Examples (see also examples under Query X above): 1. A patient with a severe head injury received sedation prior to performance of a head CT scan.  In the opinion of the responsible doctor, the patient’s head injury is sufficient to cause impaired consciousness even in the absence of sedation.  The clinician is uncertain about the appropriateness of corticosteroids, and decides to enrol the subject in the trial.

2. A patient with a mild head injury was sedated prior to the setting of his femur fracture.  The responsible clinician judges that without sedation, the patient’s GCS would have been fully conscious, hence the patient is not eligible for the trial.

No. Patients should be discharged as soon as they are ready. If this is before the end of the trial infusion, the infusion should simply be stopped.

17. What should we do with any unused trial treatment vials?

Any unused trial treatment should be destroyed.

18. What if the infusion is interrupted?

Resume as soon as possible. The infusion is stable for 24 hours, after which the bag should be discarded regardless of total volume infused.

19. What if the patient is transferred to another hospital after being randomised but before the 48 hour infusion is completed.

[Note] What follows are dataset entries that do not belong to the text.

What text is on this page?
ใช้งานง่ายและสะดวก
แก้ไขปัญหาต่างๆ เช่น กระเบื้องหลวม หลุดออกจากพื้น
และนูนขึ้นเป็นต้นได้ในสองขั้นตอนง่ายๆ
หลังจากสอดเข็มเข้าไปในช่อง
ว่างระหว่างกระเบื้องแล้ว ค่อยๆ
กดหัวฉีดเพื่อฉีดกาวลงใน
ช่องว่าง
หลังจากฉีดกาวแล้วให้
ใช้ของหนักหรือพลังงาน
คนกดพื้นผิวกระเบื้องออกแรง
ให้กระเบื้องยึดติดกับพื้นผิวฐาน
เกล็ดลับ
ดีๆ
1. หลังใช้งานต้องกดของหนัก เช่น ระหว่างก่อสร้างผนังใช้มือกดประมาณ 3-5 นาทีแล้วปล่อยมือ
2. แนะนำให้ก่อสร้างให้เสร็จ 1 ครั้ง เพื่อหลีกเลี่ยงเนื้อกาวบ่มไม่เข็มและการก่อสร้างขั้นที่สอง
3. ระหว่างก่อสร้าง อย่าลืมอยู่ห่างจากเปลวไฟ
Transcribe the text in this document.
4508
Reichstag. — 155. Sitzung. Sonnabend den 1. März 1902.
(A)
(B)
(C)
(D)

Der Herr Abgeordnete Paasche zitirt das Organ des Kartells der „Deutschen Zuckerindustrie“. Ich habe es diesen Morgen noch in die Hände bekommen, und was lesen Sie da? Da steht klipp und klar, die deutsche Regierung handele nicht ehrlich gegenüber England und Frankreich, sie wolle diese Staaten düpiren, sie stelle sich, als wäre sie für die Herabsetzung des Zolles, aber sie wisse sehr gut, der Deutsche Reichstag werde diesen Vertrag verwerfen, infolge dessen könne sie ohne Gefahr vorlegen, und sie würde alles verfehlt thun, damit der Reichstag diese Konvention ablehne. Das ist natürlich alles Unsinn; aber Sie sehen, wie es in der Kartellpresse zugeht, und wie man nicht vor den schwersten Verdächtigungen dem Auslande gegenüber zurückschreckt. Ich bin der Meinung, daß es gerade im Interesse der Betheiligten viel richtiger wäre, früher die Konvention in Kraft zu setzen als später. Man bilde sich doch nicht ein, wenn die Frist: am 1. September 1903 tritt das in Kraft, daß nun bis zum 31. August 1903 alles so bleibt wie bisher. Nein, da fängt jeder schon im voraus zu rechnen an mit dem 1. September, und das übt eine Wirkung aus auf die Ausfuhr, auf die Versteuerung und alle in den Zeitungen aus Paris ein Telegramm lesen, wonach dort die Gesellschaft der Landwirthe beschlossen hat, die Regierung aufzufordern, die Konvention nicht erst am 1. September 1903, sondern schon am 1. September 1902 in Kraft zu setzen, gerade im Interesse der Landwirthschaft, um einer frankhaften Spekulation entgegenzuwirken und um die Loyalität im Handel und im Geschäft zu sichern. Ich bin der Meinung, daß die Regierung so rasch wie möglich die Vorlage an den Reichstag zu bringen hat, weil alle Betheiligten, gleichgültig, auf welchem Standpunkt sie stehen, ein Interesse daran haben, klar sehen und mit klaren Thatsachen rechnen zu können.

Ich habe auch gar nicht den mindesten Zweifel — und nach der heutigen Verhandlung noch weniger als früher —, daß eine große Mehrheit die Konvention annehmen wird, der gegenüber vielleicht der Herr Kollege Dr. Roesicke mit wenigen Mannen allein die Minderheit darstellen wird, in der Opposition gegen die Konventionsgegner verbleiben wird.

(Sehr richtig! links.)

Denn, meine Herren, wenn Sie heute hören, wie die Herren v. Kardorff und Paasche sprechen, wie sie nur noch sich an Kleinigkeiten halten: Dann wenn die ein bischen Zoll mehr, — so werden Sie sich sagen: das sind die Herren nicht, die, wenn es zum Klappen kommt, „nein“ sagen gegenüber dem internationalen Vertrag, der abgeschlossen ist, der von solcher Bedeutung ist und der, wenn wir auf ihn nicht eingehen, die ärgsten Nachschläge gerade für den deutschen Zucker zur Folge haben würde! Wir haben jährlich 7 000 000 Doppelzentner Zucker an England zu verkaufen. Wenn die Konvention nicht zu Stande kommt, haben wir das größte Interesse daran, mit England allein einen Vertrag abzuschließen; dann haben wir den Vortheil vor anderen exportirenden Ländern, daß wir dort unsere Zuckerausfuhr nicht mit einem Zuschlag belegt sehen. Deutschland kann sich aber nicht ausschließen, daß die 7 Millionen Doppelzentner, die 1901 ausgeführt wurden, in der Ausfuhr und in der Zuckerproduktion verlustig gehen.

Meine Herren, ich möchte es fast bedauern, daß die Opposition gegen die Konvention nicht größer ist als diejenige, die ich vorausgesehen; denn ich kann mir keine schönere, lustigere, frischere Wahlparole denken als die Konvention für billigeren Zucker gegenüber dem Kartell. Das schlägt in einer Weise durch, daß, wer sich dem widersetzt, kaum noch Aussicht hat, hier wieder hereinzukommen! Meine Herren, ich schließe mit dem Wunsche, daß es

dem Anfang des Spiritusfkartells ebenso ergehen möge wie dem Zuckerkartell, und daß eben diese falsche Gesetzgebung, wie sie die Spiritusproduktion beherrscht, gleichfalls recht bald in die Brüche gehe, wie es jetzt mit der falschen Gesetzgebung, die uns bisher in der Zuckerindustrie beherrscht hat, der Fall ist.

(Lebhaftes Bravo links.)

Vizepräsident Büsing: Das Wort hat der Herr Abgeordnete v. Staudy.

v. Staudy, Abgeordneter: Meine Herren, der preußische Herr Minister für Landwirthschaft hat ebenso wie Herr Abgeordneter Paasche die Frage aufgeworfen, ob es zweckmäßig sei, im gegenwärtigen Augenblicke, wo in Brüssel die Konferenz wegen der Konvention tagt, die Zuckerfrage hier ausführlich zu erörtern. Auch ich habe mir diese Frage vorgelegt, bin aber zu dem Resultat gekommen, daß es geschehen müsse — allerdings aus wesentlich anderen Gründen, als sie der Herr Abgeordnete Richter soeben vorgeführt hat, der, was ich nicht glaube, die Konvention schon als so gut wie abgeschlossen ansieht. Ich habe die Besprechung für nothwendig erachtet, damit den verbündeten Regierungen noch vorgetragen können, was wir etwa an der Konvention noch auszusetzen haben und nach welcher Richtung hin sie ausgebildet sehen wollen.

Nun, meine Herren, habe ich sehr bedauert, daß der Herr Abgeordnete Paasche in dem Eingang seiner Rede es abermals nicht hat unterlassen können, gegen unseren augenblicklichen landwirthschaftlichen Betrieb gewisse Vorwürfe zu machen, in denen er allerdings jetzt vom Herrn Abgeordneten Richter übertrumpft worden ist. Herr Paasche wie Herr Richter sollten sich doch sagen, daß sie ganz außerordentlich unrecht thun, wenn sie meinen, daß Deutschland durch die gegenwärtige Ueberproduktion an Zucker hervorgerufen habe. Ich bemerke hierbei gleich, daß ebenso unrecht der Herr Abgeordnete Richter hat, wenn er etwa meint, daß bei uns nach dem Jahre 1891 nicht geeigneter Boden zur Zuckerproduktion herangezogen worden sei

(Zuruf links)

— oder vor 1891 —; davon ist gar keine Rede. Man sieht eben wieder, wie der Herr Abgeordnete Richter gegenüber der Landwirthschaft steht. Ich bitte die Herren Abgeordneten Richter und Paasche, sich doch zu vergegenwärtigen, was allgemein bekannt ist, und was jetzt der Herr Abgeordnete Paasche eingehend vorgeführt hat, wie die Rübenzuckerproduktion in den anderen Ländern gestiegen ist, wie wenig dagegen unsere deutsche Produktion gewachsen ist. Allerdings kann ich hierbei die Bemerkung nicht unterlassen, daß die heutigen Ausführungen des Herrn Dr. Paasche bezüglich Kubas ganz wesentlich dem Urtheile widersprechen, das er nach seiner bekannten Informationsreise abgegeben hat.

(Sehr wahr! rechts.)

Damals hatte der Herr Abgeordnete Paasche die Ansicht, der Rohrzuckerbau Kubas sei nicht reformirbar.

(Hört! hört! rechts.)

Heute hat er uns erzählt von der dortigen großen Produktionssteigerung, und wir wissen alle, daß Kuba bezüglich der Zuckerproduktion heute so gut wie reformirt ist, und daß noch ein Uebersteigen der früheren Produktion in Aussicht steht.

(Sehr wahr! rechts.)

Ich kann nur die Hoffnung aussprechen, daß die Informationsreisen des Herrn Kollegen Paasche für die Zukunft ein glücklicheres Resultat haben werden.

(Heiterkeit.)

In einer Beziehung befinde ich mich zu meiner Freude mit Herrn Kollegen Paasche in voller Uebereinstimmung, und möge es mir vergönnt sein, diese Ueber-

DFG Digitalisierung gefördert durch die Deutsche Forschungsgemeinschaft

Please ensure the allocated treatment pack accompanies the patient to the transferring ospital. This contains all the instructions for administration of the trial drug and trial procedures. With this send one of the early outcome forms (with box and pack sticker attached). Complete the remaining form and send to the MRC CRASH Trial Centre. Ensure a HOSPITAL TRANSFER FORM travels to the transferring hospital with the patient. This should stop queries regarding the trial returning to you!

20. What if the patient is transferred to another hospital after the infusion is completed but within 14 days of admission.

Please send one of the 14 day outcome forms with the patient. Complete the other 14 day outcome form, specifying the name if it is an acute care hospital, and send to the MRC Trial Centre.

NB. Ensure the HOSPITAL TRANSFER FORM travels to the transferring hospital with the patient.